NRA Bankruptcy Proceedings

NRA on Trial: Day 5 Summary of Bankruptcy Trial

April 13, 2021

Filing Summary

Week two of the NRA’s first bankruptcy trial in Dallas continued today with extraordinary testimony.  NRA board member and sitting Kansas state court judge Phillip Journey took center stage, lambasting NRA CEO Wayne LaPierre and NRA leadership. Former NRA Chief Financial Officer and Treasurer Craig Spray — who refused to sign the NRA’s 2019 regulatory filings and was subsequently fired by LaPierre — provided impactful testimony as well. Recently installed acting NRA Chief Financial Officer Sonya Rowling also concluded her testimony.
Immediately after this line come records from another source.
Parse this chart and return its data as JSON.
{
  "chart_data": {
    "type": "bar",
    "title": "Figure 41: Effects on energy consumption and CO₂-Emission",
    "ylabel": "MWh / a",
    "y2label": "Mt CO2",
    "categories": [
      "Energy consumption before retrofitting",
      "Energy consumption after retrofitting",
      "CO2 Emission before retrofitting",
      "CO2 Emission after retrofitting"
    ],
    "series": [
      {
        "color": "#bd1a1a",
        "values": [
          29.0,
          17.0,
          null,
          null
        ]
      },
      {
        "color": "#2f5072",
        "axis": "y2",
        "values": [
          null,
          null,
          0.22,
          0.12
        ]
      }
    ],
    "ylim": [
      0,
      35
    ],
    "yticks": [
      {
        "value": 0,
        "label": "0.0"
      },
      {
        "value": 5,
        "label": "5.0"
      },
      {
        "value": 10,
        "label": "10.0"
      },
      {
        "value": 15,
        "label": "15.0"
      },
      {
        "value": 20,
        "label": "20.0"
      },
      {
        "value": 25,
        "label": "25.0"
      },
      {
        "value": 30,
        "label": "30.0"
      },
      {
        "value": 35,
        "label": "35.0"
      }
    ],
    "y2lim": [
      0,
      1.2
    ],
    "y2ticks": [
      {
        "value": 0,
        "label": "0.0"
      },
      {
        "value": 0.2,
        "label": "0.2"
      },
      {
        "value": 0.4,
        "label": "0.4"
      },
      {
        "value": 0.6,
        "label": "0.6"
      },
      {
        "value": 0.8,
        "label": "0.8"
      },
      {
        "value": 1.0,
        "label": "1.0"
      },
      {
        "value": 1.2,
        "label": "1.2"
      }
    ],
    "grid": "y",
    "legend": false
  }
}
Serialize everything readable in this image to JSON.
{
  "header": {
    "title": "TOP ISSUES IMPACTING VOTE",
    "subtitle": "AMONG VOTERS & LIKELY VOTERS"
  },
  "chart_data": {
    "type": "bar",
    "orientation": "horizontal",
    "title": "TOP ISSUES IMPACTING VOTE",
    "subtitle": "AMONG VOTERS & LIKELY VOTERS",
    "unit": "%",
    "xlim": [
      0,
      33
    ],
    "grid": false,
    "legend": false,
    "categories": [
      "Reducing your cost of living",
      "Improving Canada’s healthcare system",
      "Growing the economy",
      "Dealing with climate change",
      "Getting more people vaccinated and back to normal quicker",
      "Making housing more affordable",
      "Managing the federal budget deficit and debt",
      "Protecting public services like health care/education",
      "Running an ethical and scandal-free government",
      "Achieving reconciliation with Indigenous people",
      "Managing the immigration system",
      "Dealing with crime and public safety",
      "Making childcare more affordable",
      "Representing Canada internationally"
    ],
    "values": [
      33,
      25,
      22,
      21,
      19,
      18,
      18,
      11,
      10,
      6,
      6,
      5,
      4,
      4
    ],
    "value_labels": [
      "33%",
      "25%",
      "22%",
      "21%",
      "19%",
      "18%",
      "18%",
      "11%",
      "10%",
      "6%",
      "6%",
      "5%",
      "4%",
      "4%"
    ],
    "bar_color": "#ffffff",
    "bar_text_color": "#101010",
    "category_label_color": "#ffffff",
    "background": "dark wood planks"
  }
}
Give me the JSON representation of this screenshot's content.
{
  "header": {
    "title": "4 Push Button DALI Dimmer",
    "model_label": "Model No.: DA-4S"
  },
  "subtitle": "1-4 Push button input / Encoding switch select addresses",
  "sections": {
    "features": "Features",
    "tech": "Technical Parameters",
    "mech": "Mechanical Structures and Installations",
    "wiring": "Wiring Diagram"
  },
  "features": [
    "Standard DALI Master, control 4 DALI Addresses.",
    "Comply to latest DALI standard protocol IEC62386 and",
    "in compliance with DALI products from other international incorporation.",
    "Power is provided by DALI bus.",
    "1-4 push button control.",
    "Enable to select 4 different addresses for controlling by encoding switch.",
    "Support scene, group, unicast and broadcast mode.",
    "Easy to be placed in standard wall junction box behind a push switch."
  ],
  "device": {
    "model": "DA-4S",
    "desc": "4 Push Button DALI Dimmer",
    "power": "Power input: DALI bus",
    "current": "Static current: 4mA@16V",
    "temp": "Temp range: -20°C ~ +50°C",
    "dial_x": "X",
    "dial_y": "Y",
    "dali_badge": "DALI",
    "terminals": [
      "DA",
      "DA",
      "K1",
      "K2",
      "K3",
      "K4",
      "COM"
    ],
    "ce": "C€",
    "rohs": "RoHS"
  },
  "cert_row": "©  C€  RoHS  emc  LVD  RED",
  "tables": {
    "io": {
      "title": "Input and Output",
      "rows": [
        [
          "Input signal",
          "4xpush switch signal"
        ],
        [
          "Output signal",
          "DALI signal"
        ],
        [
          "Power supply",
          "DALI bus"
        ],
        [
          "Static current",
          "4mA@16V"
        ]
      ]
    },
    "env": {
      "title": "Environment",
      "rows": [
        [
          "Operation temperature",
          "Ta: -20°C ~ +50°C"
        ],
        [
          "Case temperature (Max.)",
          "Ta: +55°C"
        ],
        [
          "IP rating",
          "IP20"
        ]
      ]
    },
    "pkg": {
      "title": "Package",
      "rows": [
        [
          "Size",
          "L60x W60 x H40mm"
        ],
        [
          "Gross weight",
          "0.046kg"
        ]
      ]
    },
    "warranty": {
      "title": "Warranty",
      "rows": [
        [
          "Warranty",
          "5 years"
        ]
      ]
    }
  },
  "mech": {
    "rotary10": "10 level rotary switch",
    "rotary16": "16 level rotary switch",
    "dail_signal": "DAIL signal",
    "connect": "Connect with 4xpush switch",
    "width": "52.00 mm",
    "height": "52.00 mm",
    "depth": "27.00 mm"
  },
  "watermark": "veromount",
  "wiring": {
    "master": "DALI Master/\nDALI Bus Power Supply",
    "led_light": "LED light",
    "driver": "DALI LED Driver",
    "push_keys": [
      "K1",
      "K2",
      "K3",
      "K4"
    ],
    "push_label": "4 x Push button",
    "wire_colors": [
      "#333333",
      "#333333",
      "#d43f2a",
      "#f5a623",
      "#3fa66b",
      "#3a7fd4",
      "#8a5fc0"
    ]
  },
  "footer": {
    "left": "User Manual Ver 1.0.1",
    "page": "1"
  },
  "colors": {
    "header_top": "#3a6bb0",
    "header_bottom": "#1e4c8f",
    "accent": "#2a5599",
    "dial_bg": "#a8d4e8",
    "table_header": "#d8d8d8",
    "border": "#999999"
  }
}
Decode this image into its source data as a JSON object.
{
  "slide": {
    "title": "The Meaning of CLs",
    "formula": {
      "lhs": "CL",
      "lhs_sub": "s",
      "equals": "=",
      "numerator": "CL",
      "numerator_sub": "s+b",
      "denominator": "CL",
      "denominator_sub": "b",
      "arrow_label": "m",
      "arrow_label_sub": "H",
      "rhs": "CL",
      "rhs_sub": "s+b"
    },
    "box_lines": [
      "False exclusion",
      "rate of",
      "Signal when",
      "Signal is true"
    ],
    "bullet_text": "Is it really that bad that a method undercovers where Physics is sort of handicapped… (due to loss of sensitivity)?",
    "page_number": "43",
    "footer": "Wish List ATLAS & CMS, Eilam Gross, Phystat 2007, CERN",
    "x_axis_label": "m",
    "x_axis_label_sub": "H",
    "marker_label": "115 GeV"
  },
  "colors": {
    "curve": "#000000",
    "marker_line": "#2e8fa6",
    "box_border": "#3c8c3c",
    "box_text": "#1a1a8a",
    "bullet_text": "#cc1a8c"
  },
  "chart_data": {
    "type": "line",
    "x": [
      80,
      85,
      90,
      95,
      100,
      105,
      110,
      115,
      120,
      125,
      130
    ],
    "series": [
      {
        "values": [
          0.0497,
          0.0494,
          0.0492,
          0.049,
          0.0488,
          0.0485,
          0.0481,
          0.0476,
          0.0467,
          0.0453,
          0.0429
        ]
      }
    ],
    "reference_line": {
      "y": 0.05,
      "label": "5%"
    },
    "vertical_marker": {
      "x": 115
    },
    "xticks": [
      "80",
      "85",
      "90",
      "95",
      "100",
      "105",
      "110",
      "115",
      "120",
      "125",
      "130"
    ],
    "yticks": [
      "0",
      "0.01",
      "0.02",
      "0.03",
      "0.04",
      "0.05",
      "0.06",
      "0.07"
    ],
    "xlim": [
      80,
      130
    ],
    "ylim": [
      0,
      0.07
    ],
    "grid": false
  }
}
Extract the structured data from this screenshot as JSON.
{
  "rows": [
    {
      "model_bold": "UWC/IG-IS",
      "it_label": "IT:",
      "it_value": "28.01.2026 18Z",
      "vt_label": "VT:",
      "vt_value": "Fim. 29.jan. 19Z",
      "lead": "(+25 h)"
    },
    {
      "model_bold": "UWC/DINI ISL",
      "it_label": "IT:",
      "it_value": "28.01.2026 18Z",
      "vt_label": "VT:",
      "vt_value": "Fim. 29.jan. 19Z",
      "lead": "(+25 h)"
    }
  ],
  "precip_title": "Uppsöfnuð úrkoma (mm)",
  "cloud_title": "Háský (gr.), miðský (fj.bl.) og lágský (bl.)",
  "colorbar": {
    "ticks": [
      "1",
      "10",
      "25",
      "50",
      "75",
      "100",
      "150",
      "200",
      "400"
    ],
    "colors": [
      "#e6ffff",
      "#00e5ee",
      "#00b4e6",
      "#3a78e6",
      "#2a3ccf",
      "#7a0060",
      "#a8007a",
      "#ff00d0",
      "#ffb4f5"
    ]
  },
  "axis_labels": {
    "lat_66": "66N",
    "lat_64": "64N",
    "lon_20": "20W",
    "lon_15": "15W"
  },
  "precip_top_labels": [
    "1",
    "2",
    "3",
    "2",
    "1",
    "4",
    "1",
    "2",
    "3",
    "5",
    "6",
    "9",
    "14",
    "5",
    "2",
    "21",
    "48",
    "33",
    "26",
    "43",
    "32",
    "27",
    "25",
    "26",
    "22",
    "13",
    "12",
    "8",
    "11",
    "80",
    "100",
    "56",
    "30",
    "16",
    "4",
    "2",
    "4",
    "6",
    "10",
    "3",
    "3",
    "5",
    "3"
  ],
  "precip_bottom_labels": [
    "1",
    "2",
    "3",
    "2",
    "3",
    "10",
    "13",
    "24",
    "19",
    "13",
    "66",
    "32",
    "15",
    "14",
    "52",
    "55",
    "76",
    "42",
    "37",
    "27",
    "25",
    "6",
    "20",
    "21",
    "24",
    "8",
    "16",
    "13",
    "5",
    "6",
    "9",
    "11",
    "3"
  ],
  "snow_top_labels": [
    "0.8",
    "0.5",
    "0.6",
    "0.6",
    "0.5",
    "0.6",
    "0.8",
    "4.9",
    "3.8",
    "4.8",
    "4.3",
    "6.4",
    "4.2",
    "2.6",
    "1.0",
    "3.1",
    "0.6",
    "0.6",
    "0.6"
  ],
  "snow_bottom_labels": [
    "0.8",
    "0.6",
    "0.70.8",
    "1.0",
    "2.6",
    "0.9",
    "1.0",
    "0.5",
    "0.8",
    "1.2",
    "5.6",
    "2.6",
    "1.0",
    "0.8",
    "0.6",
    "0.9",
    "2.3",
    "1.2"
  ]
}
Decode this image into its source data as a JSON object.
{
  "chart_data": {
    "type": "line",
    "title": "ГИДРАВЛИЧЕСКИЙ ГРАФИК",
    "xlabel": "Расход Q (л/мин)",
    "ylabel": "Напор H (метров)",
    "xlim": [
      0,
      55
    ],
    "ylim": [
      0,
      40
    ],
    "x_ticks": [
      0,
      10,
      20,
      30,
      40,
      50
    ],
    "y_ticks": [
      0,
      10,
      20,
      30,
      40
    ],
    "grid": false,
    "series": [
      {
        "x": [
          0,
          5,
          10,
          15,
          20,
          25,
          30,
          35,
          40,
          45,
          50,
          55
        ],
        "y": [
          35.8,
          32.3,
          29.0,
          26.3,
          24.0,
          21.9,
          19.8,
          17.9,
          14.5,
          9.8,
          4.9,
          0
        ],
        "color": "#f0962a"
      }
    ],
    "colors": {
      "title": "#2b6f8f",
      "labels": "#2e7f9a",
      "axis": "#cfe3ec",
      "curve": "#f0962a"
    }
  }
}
Major moments during today’s testimony included:

Key Points

  1. NRA Board Member Philip Journey Testified the NRA is Attempting to “Avoid Criminal Prosecution.” Judge Journey and fellow board members previously filed a motion seeking appointment of a bankruptcy examiner to investigate fraud at the NRA. When asked about his views on current NRA management, Judge Journey testified that it is seeking “to avoid criminal prosecution.” He added that, “It’s obvious to me that the next step is criminal investigation and I believe that is ongoing” (emphasis added). Judge Journey did not provide any details for his belief that such an investigation was “ongoing,” but previous reports indicate that NRA CEO Wayne LaPierre is reportedly under criminal investigation for potential tax fraud and LaPierre has reportedly said that NRA lawyer Bill Brewer is going to “keep him out of jail.” 
  2. “Wayne’s Kingdom.” In a particularly dramatic moment, Journey testified he has come to realize the NRA “essentially operated as a kingdom rather than a corporation,” adding that it was “Wayne’s kingdom.” He added that “[i]t became clear that corporate governance and […] the systems of checks and balances were essentially non-existent” and the state of compliance “was worse than I ever imagined.”
  3. “‘Wayne Said’ Culture.”  Former NRA CFO Craig Spray testified that he had described the culture at the NRA as a “Wayne said culture” where verbal authorizations by LaPierre would lead to the circumvention of internal financial controls. He cited a November 2020 example of three NRA board members flying first class or business class on the NRA dime without written authorization. When he found out, Spray was upset and sent an email saying, “Frankly, I’m disappointed in all of you” and “I can’t emphasize what a breakdown this is.” The November 2020 date of this incident clearly undercuts the NRA’s claims that the organization had cleaned up its act.
  4. More Evidence the NRA Filed Chapter 11 Without Informing the Board of Directors or Other NRA Leaders. Judge Journey corroborated other testimony that NRA leadership did not tell the board of directors about its plan to file bankruptcy. He went further, and testified he believes he was misled at the NRA board meeting prior to the Chapter 11 filing. Journey said that he believed the NRA “membership deserves the truth”, and that after he raised his concerns, he was ostracized by NRA board leadership. This included not permitting him to speak at the board meeting, and that he was “shouted down” by 2nd Vice President Willes Lee when he tried to explain his concerns to the full board. Similarly, Craig Spray testified that, despite then-being CFO and treasurer, he was surprised by the NRA’s bankruptcy filing and there was no financial reason for the NRA to file bankruptcy. The testimony supports the NYAG and Ackerman’s contention the Chapter 11 filing was not in good faith. 
  5. CFO Tried to Ask Questions About Executive “Excess Benefits”, Was Refused Access to Information. CFO Spray confirmed he was not comfortable signing NRA tax regulatory filing for 2019 because of “surprises” that were dropped in at the end of the process, including reporting of excess benefit transactions to LaPierre and the NRA’s former chief lobbyist Chris Cox. When Spray asked for information to verify how the excess benefit amounts were determined, he was told he couldn’t have access to it and that it was “privileged.” After his refusal to sign the filing, Spray testified NRA officers stopped communicating with him. A few months later, LaPierre told him the NRA had decided to go ‘in a different direction.” This testimony lines up with that of Judge Journey, and the accounts of others who raised questions at the NRA, only to find themselves sidelined or expelled from the organization.